Cracker Barrel quality assurance program gains tech support


LEBANON Tenn. Proving that having "Old " in its name does not preclude a restaurant chain from trying new things, family-dining operator Cracker Barrel Old Country Store has augmented its food safety and quality assurance program with software and handheld computing devices.

Executives of 560-unit Cracker Barrel, which is owned by CBRL Group Inc., based here, said the chain is using Steton software to accelerate data collection, analysis and reporting tied to restaurant and supplier audits. The executives indicated Cracker Barrel also has some employees using HP iPAQ handheld computers for entry of audit data in the field — an efficiency play that eliminates the need to put to paper forms information that eventually must be captured electronically to take advantage of the new software.

"In addition to tasting good, each and every meal [served] must be safe to eat," said Bob Doyle, Cracker Barrel's vice president of product development and quality assurance. "We already had data collection and analysis systems in place, but using the Steton software will increase our capabilities without increasing our labor."

The move to the new technology ultimately may make it easier for Cracker Barrel to enlist the aid of third-party auditing firms, Doyle said. He noted, "We're very close to establishing a test of an outside [auditing services] group."

Sources at contract feeder Sodexho, another Steton user, have said that the software, along with its ability to run on handheld devices, helps manage contract auditors. It does that, they indicated, by permitting the foodservice company to make available to third-party auditors in the field the information or policy statements needed to answer Sodexho-specific questions that might arise.

St. George, Utah-based Steton remotely hosts its software for all restaurant company users, linking with the intranets of some and providing others with secure high-speed Internet access. Nearly all Steton users save overhead expenses by eliminating paper audit forms and entering data directly into Microsoft Windows-based portable computing devices, according to Steton sources. But those vendor representatives added that most users find the greatest value in the software's analytical tools and business intelligence reporting capabilities.

"With this software, we can set up trigger points and alerts so it can catch [quality or safety] things you or I might miss" using manual systems, Cracker Barrel's Doyle observed. He said that by using the software to better track trends related to food safety or quality, Cracker Barrel can spot situations in which a product or practice "maybe still is within specification, but moving away from the target." That capability can help the chain better anticipate a potential safety or quality problem or the need to change product specs or suppliers, the executive indicated.

Doyle said Cracker Barrel decided to try Steton's mobile data collection and reporting software after seeing it being used by some of the chain's suppliers and hearing about it from other restaurant operators. He said Cracker Barrel would make use of the Steton product a requirement for vendors wanting to deal with the company in the future.

Also in the works, Doyle said, is the entry into the Steton system of the results of health department inspections conducted at the chain's restaurants.

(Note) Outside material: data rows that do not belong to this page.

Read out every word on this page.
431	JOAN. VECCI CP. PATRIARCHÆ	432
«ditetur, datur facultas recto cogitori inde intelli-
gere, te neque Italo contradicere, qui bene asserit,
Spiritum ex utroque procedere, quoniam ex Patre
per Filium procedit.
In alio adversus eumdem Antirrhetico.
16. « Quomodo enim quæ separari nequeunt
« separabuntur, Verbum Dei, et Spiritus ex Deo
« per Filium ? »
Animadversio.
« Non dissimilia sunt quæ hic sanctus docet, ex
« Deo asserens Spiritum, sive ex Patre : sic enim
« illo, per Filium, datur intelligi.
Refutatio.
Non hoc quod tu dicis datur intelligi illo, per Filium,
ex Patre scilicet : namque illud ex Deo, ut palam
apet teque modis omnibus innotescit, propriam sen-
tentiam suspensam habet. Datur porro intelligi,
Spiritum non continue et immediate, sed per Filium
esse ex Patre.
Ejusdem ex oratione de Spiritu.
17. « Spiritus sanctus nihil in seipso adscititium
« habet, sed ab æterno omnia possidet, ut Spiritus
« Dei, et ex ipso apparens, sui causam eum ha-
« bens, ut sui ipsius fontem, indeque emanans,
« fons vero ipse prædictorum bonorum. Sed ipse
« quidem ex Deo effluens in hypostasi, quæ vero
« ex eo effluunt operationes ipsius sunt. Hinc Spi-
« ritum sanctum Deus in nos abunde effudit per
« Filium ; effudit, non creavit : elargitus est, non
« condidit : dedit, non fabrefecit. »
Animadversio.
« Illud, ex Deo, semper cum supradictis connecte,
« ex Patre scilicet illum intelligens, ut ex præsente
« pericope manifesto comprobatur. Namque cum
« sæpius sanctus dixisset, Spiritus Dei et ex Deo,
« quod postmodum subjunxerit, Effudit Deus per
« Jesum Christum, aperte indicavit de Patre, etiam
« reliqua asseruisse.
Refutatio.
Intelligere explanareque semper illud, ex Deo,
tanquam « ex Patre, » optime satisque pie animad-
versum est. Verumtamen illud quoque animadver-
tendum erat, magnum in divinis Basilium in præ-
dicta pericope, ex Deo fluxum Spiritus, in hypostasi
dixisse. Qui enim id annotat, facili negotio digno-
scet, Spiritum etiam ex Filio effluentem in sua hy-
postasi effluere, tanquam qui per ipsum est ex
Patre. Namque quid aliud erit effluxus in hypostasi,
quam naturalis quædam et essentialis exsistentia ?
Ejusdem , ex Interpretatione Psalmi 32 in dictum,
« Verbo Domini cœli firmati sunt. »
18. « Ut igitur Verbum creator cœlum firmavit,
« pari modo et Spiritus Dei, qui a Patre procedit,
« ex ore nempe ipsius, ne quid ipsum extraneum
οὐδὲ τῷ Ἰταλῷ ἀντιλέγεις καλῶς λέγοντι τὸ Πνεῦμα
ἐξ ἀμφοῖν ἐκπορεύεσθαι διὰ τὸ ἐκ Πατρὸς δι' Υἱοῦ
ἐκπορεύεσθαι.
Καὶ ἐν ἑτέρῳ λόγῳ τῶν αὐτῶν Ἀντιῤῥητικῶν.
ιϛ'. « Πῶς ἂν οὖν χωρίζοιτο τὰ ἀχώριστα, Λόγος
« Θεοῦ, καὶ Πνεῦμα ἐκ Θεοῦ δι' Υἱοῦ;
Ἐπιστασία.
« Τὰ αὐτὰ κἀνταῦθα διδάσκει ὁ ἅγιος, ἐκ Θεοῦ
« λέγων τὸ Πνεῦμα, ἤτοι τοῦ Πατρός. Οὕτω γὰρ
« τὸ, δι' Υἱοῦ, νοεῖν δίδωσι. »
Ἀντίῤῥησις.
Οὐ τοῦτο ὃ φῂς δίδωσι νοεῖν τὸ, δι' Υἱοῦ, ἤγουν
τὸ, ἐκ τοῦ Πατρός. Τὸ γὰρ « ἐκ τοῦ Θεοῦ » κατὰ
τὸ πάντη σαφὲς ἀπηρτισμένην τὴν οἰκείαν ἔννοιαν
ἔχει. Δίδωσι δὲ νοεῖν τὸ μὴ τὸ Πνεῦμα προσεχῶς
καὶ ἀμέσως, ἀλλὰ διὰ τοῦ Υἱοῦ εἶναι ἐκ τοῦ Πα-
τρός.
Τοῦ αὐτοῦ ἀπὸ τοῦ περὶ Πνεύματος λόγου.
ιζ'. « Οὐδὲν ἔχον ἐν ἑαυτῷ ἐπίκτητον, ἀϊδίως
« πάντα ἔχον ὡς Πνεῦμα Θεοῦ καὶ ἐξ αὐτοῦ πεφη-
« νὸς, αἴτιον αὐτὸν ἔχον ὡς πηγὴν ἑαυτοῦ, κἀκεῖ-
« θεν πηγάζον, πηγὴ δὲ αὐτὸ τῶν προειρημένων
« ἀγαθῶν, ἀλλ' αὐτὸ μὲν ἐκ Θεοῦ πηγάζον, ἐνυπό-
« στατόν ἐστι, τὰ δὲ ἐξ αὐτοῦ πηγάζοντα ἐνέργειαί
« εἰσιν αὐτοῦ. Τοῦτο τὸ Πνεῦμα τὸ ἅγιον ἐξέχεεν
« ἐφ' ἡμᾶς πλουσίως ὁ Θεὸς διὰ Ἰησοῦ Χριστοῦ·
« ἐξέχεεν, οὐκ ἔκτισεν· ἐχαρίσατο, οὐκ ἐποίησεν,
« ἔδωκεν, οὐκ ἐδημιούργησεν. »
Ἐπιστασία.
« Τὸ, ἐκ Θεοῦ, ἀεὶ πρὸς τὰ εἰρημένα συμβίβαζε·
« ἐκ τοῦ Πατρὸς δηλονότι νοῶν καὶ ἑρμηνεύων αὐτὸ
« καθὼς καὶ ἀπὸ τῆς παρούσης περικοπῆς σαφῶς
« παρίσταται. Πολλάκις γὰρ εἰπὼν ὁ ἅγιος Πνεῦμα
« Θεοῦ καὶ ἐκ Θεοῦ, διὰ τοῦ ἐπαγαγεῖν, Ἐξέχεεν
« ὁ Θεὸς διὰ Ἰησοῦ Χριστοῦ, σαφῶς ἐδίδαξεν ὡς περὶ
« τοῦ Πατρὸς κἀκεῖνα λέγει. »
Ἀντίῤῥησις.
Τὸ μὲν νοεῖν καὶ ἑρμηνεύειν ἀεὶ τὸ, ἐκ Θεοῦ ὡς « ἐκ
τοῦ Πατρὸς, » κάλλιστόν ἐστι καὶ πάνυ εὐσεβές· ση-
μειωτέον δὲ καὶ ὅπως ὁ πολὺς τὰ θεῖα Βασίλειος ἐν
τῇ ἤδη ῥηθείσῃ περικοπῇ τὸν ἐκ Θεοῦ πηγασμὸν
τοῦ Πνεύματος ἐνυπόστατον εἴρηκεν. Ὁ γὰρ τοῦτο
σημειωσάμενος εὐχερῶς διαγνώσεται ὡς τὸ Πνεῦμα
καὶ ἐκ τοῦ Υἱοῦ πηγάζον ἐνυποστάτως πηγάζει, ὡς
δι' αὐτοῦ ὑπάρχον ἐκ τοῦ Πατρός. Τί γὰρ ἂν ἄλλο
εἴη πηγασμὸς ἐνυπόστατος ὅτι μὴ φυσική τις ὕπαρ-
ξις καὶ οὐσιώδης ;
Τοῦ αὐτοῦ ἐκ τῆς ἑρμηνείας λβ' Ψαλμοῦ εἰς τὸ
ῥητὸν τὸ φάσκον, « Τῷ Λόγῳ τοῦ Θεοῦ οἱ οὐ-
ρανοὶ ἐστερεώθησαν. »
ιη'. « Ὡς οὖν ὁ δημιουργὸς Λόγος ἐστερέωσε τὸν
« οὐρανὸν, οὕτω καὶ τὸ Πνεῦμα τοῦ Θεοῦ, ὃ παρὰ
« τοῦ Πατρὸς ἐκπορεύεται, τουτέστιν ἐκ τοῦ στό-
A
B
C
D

Capturing inspection data electronically and working with some of the functions in the Steton software can help chains better track inspection results, plan corrective measures and monitor progress in making corrections or improving inspection scores, Steton's Jason Callahan explained.

Callahan, Steton's general manager of foodservice solutions, said the initial investment made by operators to use his company's software and services can range from $30,000 for a small chain to $250,000 for large players. Beyond that, he said, Steton clients usually pay annual software licensing and hosting fees that can vary greatly and therefore are not publicized by his firm. A few users, the Steton representative added, have opted to pay monthly, per-unit, subscription rates.